The close entwining of writing and improvisation, the extensive use of technology, hallucinated sounds, the unexpected lyricism, heated dancing and icy impromptus are just some of the features that outline the group’s personality.
Psychoplum is an electro-acoustic concert for three instrumentalists, video and live-electronics, whose score allows the possibility of collaborating with different types of artists (actors, improvisers, performers, video-makers, etc.).
The trio uses a wide variety of flutes (recorder and bass, soprano and ethnic flutes), a small percussion orchestra (digital controllers, marimba, vibraphone, glockenspiel, and myriads of objects, drums, membranes, cymbals), a number of electronic keyboards, an electric piano, and live-electronics.
This work plays with the linguistic debris of diverse acquired traditions, with a sense of mockery but also the subtle vein of bitterness of those who, in Old Europe, feel deprived of a tradition that links them to the past and projects them into the future.

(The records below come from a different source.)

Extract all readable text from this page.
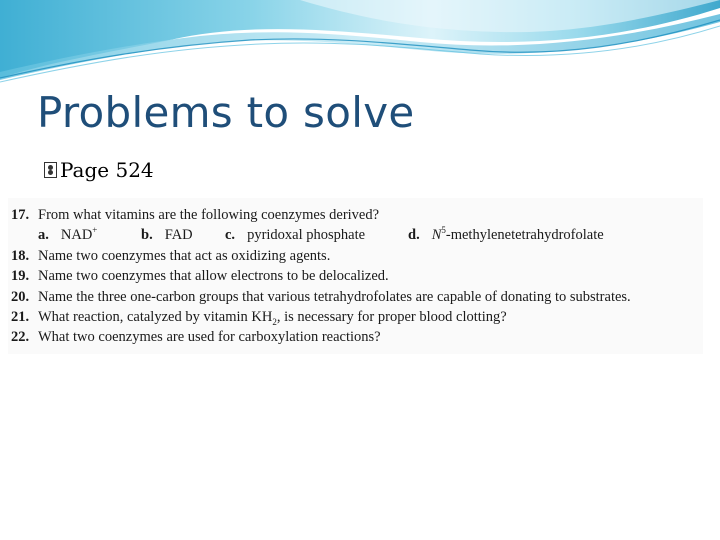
Problems to solve
Page 524
17. From what vitamins are the following coenzymes derived?
a. NAD+	b. FAD c. pyridoxal phosphate	d. $N^5$-methylenetetrahydrofolate
18. Name two coenzymes that act as oxidizing agents.
19. Name two coenzymes that allow electrons to be delocalized.
20. Name the three one-carbon groups that various tetrahydrofolates are capable of donating to substrates.
21. What reaction, catalyzed by vitamin $KH_2$, is necessary for proper blood clotting?
22. What two coenzymes are used for carboxylation reactions?
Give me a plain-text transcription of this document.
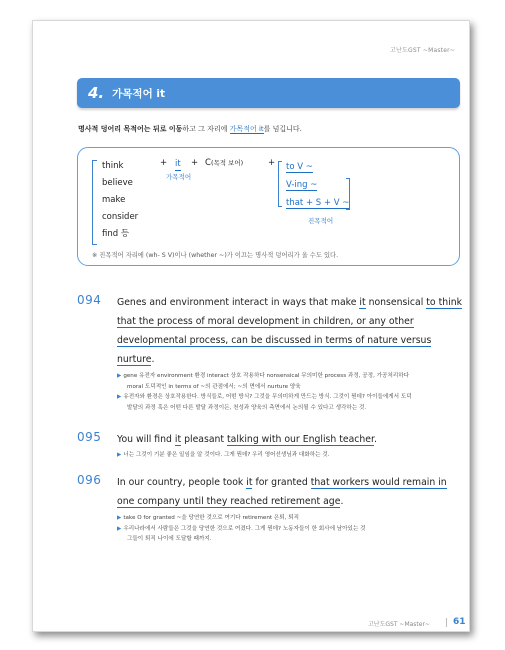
고난도GST ~Master~
4. 가목적어 it
명사적 덩어리 목적어는 뒤로 이동하고 그 자리에 가목적어 it를 넘깁니다.
think
believe
make
consider
find 등
+ it
가목적어
+ C(목적 보어)	+ to V ~
V-ing ~
that + S + V ~
진목적어
※ 진목적어 자리에 (wh- S V)이나 (whether ~)가 이끄는 명사적 덩어리가 올 수도 있다.
094 Genes and environment interact in ways that make it nonsensical to think that the process of moral development in children, or any other developmental process, can be discussed in terms of nature versus nurture.
▶ gene 유전자 environment 환경 interact 상호 작용하다 nonsensical 무의미한 process 과정, 공정, 가공처리하다
moral 도덕적인 in terms of ~의 관점에서; ~의 면에서 nurture 양육
▶ 유전자와 환경은 상호작용한다. 방식들로, 어떤 방식? 그것을 무의미하게 만드는 방식. 그것이 뭔데? 아이들에게서 도덕
발달의 과정 혹은 어떤 다른 발달 과정이든, 천성과 양육의 측면에서 논의될 수 있다고 생각하는 것.
095 You will find it pleasant talking with our English teacher.
▶ 너는 그것이 기분 좋은 일임을 알 것이다. 그게 뭔데? 우리 영어선생님과 대화하는 것.
096 In our country, people took it for granted that workers would remain in one company until they reached retirement age.
▶ take O for granted ~을 당연한 것으로 여기다 retirement 은퇴, 퇴직
▶ 우리나라에서 사람들은 그것을 당연한 것으로 여겼다. 그게 뭔데? 노동자들이 한 회사에 남아있는 것
그들이 퇴직 나이에 도달할 때까지.
고난도GST ~Master~	61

What remains is the present, a cynical and violent present populated by adventurers driven by their unstable illusions.
The musicians seem to dance in a sea of instruments. The sonorities range from spare three-voice counterpoints to great orchestral swells. Anything can happen because everything is a game. The word “cross-influence” is inadequate. Here, the genres do not blend at all. Rather, their juxtaposition clashes or, in other cases, is simply ridiculous. The sense of musical discourse is found elsewhere and it is the shared detachment of the musicians that reveals it: the scene is that of a circle of hell or an amusement park. At times the subterranean connecting theme reappears, made of lean elements, elementary sounds and subdued melodies. They are glimpsed, then disappear. It is the faint voice of the flute, a subtle ring of the cymbalon and a few notes of the electric piano. Talk is useless, it is better to play.